If you've ever used ChatGPT Search or Perplexity, you know that being able to search the web and pull citations inline greatly improves these AI chatbots. Results will be better if timely information is included, and web searches may reduce so-called hallucinations (i.e., when generative AI outputs false information).
That's why French startup Linkup is building an API that allows developers to access web content from premium, trusted sources and pass the results through large-scale language models (LLMs) to enrich answers. Many AI developers refer to this workflow as search augmentation generation (RAG).
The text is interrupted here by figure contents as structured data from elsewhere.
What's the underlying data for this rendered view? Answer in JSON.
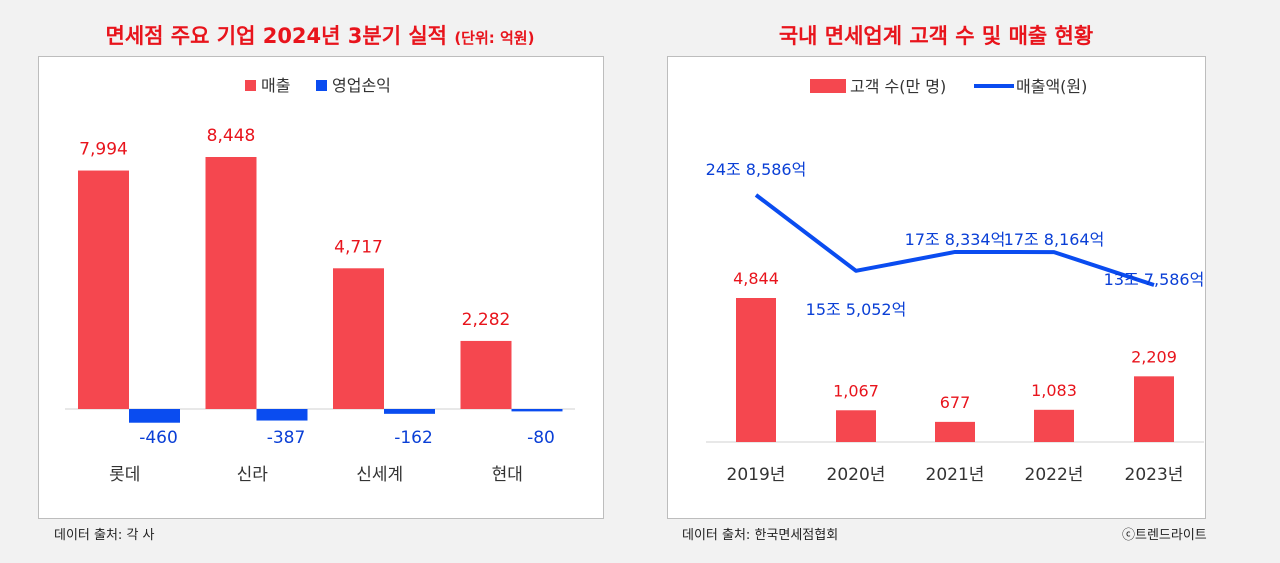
{
  "left_title": "면세점 주요 기업 2024년 3분기 실적",
  "left_title_unit": "(단위: 억원)",
  "right_title": "국내 면세업계 고객 수 및 매출 현황",
  "left_source": "데이터 출처: 각 사",
  "right_source": "데이터 출처: 한국면세점협회",
  "credit": "ⓒ트렌드라이트",
  "colors": {
    "red": "#f5474f",
    "blue": "#0a4cf0",
    "red_text": "#e8141c",
    "blue_text": "#0a3fd6"
  },
  "chart_data": [
    {
      "type": "bar",
      "title": "면세점 주요 기업 2024년 3분기 실적",
      "categories": [
        "롯데",
        "신라",
        "신세계",
        "현대"
      ],
      "series": [
        {
          "name": "매출",
          "values": [
            7994,
            8448,
            4717,
            2282
          ],
          "labels": [
            "7,994",
            "8,448",
            "4,717",
            "2,282"
          ]
        },
        {
          "name": "영업손익",
          "values": [
            -460,
            -387,
            -162,
            -80
          ],
          "labels": [
            "-460",
            "-387",
            "-162",
            "-80"
          ]
        }
      ],
      "legend": "top-center",
      "grid": false
    },
    {
      "type": "bar",
      "title": "국내 면세업계 고객 수 및 매출 현황",
      "categories": [
        "2019년",
        "2020년",
        "2021년",
        "2022년",
        "2023년"
      ],
      "series": [
        {
          "name": "고객 수(만 명)",
          "type": "bar",
          "values": [
            4844,
            1067,
            677,
            1083,
            2209
          ],
          "labels": [
            "4,844",
            "1,067",
            "677",
            "1,083",
            "2,209"
          ]
        },
        {
          "name": "매출액(원)",
          "type": "line",
          "values": [
            248586,
            155052,
            178334,
            178164,
            137586
          ],
          "labels": [
            "24조 8,586억",
            "15조 5,052억",
            "17조 8,334억",
            "17조 8,164억",
            "13조 7,586억"
          ]
        }
      ],
      "legend": "top-center",
      "grid": false
    }
  ]
}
More importantly, the future of bot scraping is uncertain. In the absence of a prior financial agreement between content publishers and the organizations scraping web pages, these bots remove content from the open web without paying, and many people are disappointed in the transaction. Not satisfied. This has led to increased regulatory oversight of AI training.
It also includes high-profile lawsuits, such as the ongoing one between OpenAI, the developer of ChatGPT, and the New York Times, which could change the landscape around web scraping in the near future. there is. That's why OpenAI has signed multi-year content licensing agreements with major publishers including AP, Axel Springer, Condé Nast, El País, Financial Times, and Le Monde.
“We started the company around the time OpenAI was contracting news sources to augment the answers coming from OpenAI models and its products for training and inference purposes. “Okay, this is great because we finally have an AI company that will pay for the source'' content providers, hopefully for mutual benefit.
Content publishers are now facing difficult decisions about how to address GenAI's thirst for data. You can block web scrapers using the (non-legally binding) robots.txt metadata file, which indicates whether a website can be used to train AI models. Additionally, you can sue AI companies that you believe have infringed your copyright. Alternatively, you can let the bot index your content at will (um, YOLO?). Alternatively, you may be able to license your content to AI developers and receive compensation for your intellectual property.
But there are thousands of AI companies (or technology companies that use AI) that don't have the scale and scope of OpenAI. At the same time, the great thing about the web is that there is a long tail of content publishers. However, this means that smaller content publishers typically do not have sufficient financial resources to sue. It also means it will be difficult to switch from a scraping model to a licensing model for millions of websites.
That's why Linkup is more than just a technical solution. It's the market. An intermediary between content publishers and companies who want to enhance their LLM answers with web content.
Linkup signs content license agreements with publishers and integrates with their CMS, allowing you to acquire content from publishers without scraping. Linkup then pays content partners based on how often their content is accessed by Linkup clients.
Linkup Founding Team Image Credit: Linkup
“We're really targeting applications that are implementing AI in their products,” Mizrahi says. “So a typical use case is to create an AI application using a model from Mistral or OpenAI. I am building my own pipeline, but I need to enrich this pipeline with external information. There is.”
As a side note, ChatGPT can browse the web, but GPT models cannot. OpenAI offers both a very popular application (ChatGPT) and an LLM that developers can use with an API (GPT). However, web search is a feature of ChatGPT.
“My favorite example is one of our customers. We built an internal application for our sales reps,” Mizrahi said. “On the one hand, they enumerate all the benefits of their product. And thanks to us, they get fresh, high-quality information about their prospects and enter it into Mistral LLM. Mistral's LLM will generate a type of sales pitch for sales reps and present it in front of them when they are on the phone with a prospect.”
Linkup initially decided to focus on corporate and business information. In addition to a news website, the startup also features a knowledge database. Think Statista, Xerfi, or other resources as well.
It's not the only startup working behind the scenes to provide premium content to LLMs through licensing deals. The most visible competitor is ScalePost, a startup that works with Perplexity to accelerate licensing deals with publishers.
A few months ago, Linkup raised a seed round of 3 million euros ($3.2 million at current exchange rates) from Axeleo Capital, Motier Ventures, Seedcamp, and 100 business angels. The startup currently employs around 10 people and plans to hire another 10 staff over the next year.